Traditionally, the integrated graphics on Intel's CPUs have been able to make use of the CPU's last-level cache (LLC) to help with the most latency- and bandwidth-sensitive graphics operations. That's not going to be possible—or at least practical—with Intel's next-generation processors because of their tiled nature. The CPU L3 cache will reside on the compute tile, and to access it, the GPU would have to cross the base tile.

Not having any sort of cache at all would be miserable for the GPU's performance. Even discrete GPUs have considerable caches for rapid data mangling. While the Arc Alchemist-based GPU tile for Meteor Lake surely has some L1 cache on-die, it'll need a larger cache for good performance. Fortunately, thanks to a leak from Intel's Fei Yang, we know that the Blue team's 14th-gen CPUs will include a L4 cache for this reason.
fei yang mtl l4 cache

Replying to a post on the intel-gfx mailing list, Yang remarked that the "GT"—that refers to the integrated graphics on Intel—"can no longer allocate on LLC - only the CPU can." He goes on to say that this change, "along with addition of support for ADM/L4 cache" requires updates to the Linux graphics driver.

We have no idea what "ADM" stands for; some reasonable guesses are "All Device Memory" or "Arc Discrete Module". "L4 cache" is clear enough, though. This leak comes to us by way of Japanese-language hardware blog Coelacanth's Dream, where the Coelacanth ponders the function and location of the L4 cache. He mentions the last time Intel's processors had an L4 cache, which was with the Crystal Well eDRAM package on certain older CPUs.

ponte vecchio breakout
Ponte Vecchio has a large 144MB cache on its base tile.

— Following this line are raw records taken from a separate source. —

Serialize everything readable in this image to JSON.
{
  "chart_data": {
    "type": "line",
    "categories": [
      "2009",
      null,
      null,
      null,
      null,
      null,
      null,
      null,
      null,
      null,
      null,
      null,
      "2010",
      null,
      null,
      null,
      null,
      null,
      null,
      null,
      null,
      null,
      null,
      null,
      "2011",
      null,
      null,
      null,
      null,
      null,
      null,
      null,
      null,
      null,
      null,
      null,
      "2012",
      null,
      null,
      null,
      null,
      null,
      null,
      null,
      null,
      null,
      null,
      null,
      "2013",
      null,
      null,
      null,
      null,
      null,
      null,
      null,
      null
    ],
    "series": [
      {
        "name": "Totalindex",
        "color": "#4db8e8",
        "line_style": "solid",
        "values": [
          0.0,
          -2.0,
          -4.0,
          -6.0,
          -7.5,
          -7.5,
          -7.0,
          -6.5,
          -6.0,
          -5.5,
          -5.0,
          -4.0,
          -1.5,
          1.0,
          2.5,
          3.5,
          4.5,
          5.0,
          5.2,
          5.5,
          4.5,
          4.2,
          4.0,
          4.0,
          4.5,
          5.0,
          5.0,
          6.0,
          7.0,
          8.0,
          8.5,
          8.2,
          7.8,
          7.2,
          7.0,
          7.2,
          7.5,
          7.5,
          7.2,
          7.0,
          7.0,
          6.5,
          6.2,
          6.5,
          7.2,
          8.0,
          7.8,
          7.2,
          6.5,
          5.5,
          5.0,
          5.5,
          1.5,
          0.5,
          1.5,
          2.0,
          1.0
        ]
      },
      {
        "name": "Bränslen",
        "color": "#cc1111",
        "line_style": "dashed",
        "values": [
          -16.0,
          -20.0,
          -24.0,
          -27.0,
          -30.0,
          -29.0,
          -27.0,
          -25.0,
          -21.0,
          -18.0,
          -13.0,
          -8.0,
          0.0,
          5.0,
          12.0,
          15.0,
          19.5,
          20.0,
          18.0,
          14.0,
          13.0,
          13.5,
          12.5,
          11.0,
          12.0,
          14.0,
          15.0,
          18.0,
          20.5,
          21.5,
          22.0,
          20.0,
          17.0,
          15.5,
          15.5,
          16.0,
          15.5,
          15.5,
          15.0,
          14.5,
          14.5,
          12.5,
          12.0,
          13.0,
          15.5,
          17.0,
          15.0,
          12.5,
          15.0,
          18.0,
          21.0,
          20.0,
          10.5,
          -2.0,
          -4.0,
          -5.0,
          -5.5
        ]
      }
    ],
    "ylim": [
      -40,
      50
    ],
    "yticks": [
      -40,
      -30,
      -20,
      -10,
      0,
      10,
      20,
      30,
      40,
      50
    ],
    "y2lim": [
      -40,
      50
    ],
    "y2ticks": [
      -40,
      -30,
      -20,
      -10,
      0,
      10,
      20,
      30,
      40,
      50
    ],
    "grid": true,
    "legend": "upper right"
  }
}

However, while that was an L4 cache, it was a "memory-side" or "system-level" cache, meaning that it was used to cache any type of memory access by any part of the SoC. He reckons that the L4 cache on Meteor Lake is more of a traditional last-level cache for the CPU and GPU cores, and that it will be found in the processor's "Base Tile" upon which the functional compute elements rest. That's based on the fact that the same configuration is found in Intel's Ponte Vecchio datacenter GPUs.

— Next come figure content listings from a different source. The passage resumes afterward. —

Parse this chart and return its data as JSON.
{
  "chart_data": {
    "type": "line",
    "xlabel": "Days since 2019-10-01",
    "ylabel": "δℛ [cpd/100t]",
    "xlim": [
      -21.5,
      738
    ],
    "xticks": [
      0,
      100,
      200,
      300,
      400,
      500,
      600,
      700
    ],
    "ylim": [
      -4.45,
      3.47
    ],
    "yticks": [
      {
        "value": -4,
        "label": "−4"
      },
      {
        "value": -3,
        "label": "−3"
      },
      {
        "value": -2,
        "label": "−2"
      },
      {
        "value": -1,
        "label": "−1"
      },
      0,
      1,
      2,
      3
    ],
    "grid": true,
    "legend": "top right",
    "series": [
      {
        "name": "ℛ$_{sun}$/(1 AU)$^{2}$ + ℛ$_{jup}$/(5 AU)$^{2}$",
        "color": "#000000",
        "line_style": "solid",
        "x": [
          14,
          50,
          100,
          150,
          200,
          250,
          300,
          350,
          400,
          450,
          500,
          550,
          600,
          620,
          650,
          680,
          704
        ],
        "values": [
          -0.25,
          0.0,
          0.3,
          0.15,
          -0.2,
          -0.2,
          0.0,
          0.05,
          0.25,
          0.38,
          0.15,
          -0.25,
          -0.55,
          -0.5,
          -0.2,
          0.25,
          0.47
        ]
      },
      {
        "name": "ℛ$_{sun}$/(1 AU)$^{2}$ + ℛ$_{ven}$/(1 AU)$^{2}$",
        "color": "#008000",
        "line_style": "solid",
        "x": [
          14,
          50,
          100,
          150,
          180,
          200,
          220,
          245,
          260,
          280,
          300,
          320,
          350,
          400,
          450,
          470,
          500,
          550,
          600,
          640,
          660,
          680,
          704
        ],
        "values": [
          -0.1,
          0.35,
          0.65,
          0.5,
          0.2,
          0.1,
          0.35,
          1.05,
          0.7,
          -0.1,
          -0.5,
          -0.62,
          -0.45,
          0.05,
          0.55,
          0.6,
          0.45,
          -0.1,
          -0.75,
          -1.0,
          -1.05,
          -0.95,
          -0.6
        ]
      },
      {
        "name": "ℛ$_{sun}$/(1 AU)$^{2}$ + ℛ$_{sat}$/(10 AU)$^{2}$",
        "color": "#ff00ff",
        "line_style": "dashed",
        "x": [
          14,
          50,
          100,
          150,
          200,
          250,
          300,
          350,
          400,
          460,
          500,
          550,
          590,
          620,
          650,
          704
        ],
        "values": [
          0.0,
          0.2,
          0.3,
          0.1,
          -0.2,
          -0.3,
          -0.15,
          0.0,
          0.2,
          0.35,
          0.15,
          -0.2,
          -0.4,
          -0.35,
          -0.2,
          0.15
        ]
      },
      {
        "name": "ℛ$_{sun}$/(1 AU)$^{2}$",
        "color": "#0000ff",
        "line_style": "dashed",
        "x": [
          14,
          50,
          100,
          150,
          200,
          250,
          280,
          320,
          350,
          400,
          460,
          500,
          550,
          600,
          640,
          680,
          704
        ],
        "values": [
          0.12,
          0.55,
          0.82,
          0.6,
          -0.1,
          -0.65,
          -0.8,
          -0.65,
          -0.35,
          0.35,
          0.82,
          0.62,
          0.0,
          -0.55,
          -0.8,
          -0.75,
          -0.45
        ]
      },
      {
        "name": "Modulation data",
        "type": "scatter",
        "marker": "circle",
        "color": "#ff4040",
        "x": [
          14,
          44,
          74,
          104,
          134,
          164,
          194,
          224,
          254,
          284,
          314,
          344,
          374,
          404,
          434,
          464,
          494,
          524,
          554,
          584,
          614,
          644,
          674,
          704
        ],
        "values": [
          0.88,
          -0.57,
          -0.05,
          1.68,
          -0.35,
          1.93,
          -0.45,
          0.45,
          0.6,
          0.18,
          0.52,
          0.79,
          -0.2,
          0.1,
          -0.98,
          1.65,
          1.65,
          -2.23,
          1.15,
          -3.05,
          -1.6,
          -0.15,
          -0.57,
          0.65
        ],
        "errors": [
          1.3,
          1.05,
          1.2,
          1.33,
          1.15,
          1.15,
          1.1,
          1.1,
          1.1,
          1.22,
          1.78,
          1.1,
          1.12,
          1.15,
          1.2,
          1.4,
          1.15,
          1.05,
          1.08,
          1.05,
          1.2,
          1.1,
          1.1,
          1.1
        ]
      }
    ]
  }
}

It will be interesting to see whether these conjectures are accurate, as well as whether Intel will use the size of the L4 cache as a means of segmenting Meteor Lake processors. It will also be fascinating to see what effects it has on processor performance, again both CPU and GPU. You can bet that we'll be looking into this once we have 14th-gen silicon in hand.